Posted in Finance, Accounting and Economics Terms, Total Reads: 347
Instead on electronic trading on exchange, another method of trading is to trade at floors. Open outcry is a mode of communication between investors and brokers on stock or future exchange. It involves hand signaling or shouting to communicate about buy or sell orders. The part of trading floor, generally octagon in shape, is called a pit.
The investor would go to the broker to place an order, the broker in turn will call his clerk down on floor/pit to execute the order and get back with confirmation. Runners transmit order between clerk at pit and the brokers. Brokers show their affiliation through their badges and jacket colors. The order is processed and communicated by fanatic process of open outcry. The brokers and traders constantly bid and offer prices. This free market system leads to optimum price, price that is perceived by the market as true price and hence the process is called" price discovery". The old school thought is that pit trading leads to efficient price discovery as a result of pressure of supply and demand.

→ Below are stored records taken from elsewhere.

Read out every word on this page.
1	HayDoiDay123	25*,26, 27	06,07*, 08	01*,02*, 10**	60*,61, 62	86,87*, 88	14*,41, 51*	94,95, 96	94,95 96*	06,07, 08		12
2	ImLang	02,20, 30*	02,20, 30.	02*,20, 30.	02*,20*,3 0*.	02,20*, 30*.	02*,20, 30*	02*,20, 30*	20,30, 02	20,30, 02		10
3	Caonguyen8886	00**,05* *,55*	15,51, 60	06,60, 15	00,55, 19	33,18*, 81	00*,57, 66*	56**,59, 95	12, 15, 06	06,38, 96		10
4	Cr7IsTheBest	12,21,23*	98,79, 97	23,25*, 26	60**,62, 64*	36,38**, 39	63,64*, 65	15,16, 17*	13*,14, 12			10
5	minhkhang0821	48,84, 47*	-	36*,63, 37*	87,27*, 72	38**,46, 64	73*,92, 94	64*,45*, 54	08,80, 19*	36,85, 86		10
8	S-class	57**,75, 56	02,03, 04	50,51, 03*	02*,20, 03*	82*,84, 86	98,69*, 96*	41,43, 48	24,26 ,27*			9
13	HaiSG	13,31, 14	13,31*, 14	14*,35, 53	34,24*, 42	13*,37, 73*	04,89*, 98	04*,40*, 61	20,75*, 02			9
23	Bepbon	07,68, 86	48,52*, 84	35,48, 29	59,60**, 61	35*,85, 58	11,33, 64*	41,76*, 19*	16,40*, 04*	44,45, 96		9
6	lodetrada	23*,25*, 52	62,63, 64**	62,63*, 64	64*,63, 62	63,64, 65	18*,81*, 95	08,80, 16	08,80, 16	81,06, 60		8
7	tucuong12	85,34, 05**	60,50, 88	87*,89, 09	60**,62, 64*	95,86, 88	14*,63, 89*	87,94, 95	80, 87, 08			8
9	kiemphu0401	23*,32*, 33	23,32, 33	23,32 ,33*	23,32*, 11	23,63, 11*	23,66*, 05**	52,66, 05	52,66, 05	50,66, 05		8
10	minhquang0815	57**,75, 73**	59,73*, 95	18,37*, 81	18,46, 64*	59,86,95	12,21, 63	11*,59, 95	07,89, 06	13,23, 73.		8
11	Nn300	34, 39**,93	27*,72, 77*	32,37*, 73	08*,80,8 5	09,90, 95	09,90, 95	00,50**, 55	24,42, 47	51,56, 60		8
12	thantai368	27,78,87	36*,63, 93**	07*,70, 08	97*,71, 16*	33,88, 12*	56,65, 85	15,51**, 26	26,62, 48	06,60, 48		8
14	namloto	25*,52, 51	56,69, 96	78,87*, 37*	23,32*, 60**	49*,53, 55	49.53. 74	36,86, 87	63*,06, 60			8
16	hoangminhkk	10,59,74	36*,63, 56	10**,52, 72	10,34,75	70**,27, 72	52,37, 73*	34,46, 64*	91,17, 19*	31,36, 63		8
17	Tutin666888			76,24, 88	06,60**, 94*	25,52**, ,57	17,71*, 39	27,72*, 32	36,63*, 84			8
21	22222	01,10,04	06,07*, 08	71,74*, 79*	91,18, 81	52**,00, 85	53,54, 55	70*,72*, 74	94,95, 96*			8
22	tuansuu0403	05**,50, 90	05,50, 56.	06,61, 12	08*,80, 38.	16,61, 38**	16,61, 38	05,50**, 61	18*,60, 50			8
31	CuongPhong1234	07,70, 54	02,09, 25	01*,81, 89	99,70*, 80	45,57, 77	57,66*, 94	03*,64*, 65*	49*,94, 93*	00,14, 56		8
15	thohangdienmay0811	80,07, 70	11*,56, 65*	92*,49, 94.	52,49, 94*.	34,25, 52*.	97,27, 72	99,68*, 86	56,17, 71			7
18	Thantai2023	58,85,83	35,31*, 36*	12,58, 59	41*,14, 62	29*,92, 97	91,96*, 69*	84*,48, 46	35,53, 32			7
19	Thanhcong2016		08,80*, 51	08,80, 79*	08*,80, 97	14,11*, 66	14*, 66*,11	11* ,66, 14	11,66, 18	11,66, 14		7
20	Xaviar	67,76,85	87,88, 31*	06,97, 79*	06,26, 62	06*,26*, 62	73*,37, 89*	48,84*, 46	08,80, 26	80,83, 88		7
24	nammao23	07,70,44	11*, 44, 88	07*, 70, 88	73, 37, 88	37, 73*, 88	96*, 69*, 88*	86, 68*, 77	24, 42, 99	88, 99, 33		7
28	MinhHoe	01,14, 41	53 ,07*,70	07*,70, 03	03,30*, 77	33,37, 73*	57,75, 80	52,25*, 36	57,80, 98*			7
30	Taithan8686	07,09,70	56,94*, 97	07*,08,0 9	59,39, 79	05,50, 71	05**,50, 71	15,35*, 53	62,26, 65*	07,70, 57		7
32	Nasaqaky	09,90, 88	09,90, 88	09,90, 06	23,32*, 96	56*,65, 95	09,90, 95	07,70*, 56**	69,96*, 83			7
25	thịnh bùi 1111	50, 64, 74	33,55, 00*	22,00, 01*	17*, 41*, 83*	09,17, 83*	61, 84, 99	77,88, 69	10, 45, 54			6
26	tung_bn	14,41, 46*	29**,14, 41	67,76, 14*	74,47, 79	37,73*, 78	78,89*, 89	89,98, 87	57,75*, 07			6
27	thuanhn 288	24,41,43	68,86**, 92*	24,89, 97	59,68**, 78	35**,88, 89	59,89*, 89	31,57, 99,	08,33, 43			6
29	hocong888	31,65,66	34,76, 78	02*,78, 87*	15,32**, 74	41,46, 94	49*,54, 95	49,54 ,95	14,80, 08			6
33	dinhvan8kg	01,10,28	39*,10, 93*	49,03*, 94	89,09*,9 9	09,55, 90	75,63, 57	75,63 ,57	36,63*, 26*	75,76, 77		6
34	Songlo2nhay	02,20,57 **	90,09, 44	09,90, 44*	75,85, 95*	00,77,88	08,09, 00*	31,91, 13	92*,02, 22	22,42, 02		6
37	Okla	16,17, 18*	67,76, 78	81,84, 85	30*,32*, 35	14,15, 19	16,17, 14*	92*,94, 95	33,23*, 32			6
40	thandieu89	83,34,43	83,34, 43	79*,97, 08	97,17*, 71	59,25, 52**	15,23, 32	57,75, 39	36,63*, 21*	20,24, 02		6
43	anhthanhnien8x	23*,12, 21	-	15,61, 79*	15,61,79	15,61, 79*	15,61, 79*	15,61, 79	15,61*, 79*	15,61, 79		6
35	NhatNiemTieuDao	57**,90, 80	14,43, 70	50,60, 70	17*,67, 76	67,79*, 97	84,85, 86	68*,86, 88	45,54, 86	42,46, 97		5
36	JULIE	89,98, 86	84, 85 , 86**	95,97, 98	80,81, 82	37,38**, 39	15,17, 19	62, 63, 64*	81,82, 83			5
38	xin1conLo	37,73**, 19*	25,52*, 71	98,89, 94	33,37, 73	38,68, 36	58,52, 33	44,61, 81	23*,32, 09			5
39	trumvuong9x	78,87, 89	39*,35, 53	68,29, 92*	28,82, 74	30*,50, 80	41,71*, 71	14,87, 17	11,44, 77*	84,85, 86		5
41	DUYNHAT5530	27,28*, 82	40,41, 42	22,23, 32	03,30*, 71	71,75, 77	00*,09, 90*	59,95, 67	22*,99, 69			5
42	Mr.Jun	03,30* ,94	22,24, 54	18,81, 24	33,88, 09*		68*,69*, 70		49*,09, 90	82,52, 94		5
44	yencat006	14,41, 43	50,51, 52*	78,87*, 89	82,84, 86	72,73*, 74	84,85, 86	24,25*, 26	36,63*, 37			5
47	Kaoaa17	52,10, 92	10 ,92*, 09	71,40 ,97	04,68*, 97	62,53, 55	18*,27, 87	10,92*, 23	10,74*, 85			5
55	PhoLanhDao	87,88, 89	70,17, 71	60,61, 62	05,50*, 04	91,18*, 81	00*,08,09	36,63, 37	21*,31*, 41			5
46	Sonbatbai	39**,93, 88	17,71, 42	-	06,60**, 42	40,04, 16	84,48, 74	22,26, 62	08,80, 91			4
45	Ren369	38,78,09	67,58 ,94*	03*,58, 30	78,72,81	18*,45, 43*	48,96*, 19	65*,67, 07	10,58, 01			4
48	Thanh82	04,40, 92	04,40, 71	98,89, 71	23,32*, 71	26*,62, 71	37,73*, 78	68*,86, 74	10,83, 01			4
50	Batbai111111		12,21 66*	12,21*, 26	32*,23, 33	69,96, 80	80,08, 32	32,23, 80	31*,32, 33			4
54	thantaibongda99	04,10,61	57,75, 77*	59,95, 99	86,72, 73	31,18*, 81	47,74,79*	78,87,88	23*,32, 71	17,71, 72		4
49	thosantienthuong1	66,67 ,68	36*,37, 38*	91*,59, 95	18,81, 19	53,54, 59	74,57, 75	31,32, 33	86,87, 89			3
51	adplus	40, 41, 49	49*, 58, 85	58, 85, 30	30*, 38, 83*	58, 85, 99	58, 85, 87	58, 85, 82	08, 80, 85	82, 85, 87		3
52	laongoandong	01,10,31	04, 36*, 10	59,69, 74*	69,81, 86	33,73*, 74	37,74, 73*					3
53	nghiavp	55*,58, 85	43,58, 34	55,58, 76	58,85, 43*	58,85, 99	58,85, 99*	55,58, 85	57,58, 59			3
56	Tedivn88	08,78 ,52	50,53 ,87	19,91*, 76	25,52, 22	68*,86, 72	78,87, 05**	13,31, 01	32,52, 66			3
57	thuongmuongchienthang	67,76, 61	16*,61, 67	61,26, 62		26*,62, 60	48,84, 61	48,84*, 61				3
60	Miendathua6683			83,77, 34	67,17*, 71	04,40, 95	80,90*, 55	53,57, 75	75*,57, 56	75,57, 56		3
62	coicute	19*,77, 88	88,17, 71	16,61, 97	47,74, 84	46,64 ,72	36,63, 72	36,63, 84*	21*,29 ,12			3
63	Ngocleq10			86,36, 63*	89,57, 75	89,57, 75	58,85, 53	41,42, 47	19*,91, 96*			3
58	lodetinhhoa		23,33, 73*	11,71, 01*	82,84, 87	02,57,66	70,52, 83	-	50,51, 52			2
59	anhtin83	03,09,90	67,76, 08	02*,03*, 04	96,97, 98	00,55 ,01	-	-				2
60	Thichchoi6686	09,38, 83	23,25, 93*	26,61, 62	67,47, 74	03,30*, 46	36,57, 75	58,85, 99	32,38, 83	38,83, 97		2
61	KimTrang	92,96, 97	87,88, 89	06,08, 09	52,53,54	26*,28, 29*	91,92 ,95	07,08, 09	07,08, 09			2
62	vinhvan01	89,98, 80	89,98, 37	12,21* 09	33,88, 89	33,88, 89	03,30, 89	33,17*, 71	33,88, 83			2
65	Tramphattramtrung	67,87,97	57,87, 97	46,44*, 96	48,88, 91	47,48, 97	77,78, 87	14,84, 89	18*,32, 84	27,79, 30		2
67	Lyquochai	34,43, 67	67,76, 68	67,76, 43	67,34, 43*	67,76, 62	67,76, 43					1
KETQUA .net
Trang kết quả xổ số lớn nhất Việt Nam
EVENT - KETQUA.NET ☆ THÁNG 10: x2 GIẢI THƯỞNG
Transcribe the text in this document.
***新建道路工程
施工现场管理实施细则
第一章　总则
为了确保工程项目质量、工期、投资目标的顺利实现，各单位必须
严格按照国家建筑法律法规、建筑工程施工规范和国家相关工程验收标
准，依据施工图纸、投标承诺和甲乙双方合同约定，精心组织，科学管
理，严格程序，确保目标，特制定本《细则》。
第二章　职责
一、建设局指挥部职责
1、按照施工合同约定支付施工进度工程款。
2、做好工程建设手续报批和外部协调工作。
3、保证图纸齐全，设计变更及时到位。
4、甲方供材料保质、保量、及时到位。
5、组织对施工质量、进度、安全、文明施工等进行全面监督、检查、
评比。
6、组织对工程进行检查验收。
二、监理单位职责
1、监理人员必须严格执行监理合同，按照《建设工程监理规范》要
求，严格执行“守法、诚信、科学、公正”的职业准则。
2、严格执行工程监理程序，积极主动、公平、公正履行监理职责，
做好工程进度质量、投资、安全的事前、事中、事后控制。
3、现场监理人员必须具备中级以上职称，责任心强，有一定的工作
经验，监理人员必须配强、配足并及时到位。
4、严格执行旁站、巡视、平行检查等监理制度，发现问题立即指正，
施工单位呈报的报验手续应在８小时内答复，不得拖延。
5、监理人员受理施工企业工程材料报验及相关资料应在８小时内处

In pit trading, hand signal and vocal open outcry are ways to communicate quantity and price information. They facilitate a quick way of being heard above the crowd.
• Palm in means an offer to buy
• Palm facing away from hand, sell order.
• Hand away and in front of body means show price
• Hand touching or near face shows quantity. Touching forehead and hand sideways means buy 70 contracts.
The words of traders are a bond. With million dollars at stake, each action in the pit is recorded and executed trade agreement. Though seemingly chaotic, inside the pit the traders conduct business at lightning speed. Similar to electronic exchange, the prices in pit move rapidly and every second make a lot of difference in the amount of money gained or lost. Thus speed of execution and order delivery is extremely important.